Markets are now focusing on the economic upside from the $200B war, an economic win for a U.S. economy already on an upward path paved by tax breaks, reshoring, and AI spending excesses. They are now smelling the spoils of victory in the form of a return to $60 oil as well, once the Gulf tankers are allowed to resume sailing. At that point, the 'trumpets' will be virtually blaring. That's when you should 'sell, sell, sell'!
Why? Post-war euphoria will give way to new concerns at some point. The next battlefront will be in the capital markets, as they will be tasked with backfilling the gaping hole left at the U.S. Treasury. The low-hanging fruit of DOGE cuts now behind them, and huge Defence department costs, Bessent and Co. are facing surging deficits just as tax cuts start to kick in. Despite the recent feeble flight-to-quality rally, the Greenback should resume its weakening, further reducing foreign investor appetite for Treasuries. The Euro looks poised to rally to new highs here.
So a failed Treasury auction is not something that risk-takers want to see. As we saw in the Crash of '87, that won't be risk-friendly. And that's before the potential for a renewed Fed tightening cycle amid an overstimulative, inflationary fiscal backdrop. I'd be selling long bonds on any rally this year.
Those worries are for another day. Investors are back to the business at hand. The bull market is alive and well! Just stop overthinking it. So, as we bid the Leafs a good golf season and the Jays are breaking down like my 10-year-old car, I'm just happy to be back at my post, doing play-by-play on the greatest game I know - stocks!
Risk Model: 2/5 - Risk Off
The rally's velocity has already generated a risk-off signal in Canadian markets. Let's review the charts of the five risk model components for a reset of the risk backdrop:
AAII Bull/Bear Ratio

AAII Sentiment is locked in a trading range and recovering from the Iran shock.
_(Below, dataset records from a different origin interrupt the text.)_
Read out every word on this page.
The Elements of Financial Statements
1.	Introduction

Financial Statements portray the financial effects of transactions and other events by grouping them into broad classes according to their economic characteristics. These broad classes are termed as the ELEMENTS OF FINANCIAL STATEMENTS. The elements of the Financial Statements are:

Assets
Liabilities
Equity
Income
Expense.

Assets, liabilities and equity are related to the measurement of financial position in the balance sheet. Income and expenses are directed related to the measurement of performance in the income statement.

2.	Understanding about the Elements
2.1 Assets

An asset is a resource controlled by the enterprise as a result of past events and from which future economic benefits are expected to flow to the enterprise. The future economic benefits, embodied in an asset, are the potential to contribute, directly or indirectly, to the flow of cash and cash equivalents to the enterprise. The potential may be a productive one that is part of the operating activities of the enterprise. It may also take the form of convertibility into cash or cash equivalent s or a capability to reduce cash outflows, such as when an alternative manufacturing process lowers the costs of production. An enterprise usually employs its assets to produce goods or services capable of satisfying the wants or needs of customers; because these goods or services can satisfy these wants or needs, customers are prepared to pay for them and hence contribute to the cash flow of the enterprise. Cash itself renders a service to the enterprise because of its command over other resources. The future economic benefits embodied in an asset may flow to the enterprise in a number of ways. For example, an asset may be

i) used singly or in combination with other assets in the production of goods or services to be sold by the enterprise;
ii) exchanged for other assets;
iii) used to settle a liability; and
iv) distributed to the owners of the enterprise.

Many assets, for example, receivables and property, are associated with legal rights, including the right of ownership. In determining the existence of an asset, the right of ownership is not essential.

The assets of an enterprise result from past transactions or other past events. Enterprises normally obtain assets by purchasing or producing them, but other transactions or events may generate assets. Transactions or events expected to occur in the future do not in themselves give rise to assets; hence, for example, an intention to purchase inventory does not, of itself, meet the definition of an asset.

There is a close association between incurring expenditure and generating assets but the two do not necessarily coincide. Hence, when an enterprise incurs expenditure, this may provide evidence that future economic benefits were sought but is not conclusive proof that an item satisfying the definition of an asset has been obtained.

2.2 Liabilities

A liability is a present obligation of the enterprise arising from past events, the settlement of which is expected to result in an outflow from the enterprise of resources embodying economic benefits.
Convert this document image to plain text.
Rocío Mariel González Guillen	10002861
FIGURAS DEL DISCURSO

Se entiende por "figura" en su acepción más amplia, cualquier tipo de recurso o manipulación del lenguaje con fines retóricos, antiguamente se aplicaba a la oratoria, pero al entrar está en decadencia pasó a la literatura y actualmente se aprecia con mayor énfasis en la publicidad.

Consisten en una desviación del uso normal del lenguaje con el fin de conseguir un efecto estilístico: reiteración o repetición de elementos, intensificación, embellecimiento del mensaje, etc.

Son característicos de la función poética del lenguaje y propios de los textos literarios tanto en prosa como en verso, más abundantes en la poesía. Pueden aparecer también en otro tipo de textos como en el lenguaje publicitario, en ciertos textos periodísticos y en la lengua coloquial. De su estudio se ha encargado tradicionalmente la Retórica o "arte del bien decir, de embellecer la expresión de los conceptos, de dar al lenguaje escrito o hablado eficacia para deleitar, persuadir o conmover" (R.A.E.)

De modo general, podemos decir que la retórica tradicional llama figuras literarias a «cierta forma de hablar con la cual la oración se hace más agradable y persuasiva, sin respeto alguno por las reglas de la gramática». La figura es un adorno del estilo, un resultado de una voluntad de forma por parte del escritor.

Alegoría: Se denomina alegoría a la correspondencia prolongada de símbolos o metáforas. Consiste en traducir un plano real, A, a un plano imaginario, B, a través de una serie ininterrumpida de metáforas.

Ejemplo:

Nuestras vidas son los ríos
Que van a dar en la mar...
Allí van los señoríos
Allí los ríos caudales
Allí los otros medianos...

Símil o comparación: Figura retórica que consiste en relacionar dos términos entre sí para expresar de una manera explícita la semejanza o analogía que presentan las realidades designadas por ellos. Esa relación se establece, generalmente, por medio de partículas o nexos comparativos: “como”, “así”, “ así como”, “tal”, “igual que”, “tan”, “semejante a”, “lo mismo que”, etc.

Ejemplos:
Should go green in this week's reading.
Copper/Gold Ratio

In a definite bull market now, as fiscal stimulus now adds to last year's rate-cutting push to metals prices. I'm still betting copper will outperform gold this year. It's the economy, stupid!
3 Month VIX

Volatility risks are subsiding nicely here. Didn't reach the Trump tariff peak despite the harsh rhetoric. He must be losing his touch.
TSX ETF - XIU

Two things I notice: The Canadian market is strong! It never corrected to the 200-day moving average, and the RSI and 200DMA indicators are already above their signal levels. The Canadian market performed better during the U.S. correction, driven by an energy stock rally. That is reversing now, and the U.S. market should do better than Canada in the short term. But the huge secular bear market for Canadian stocks relative to the U.S., in place since 2011, is over.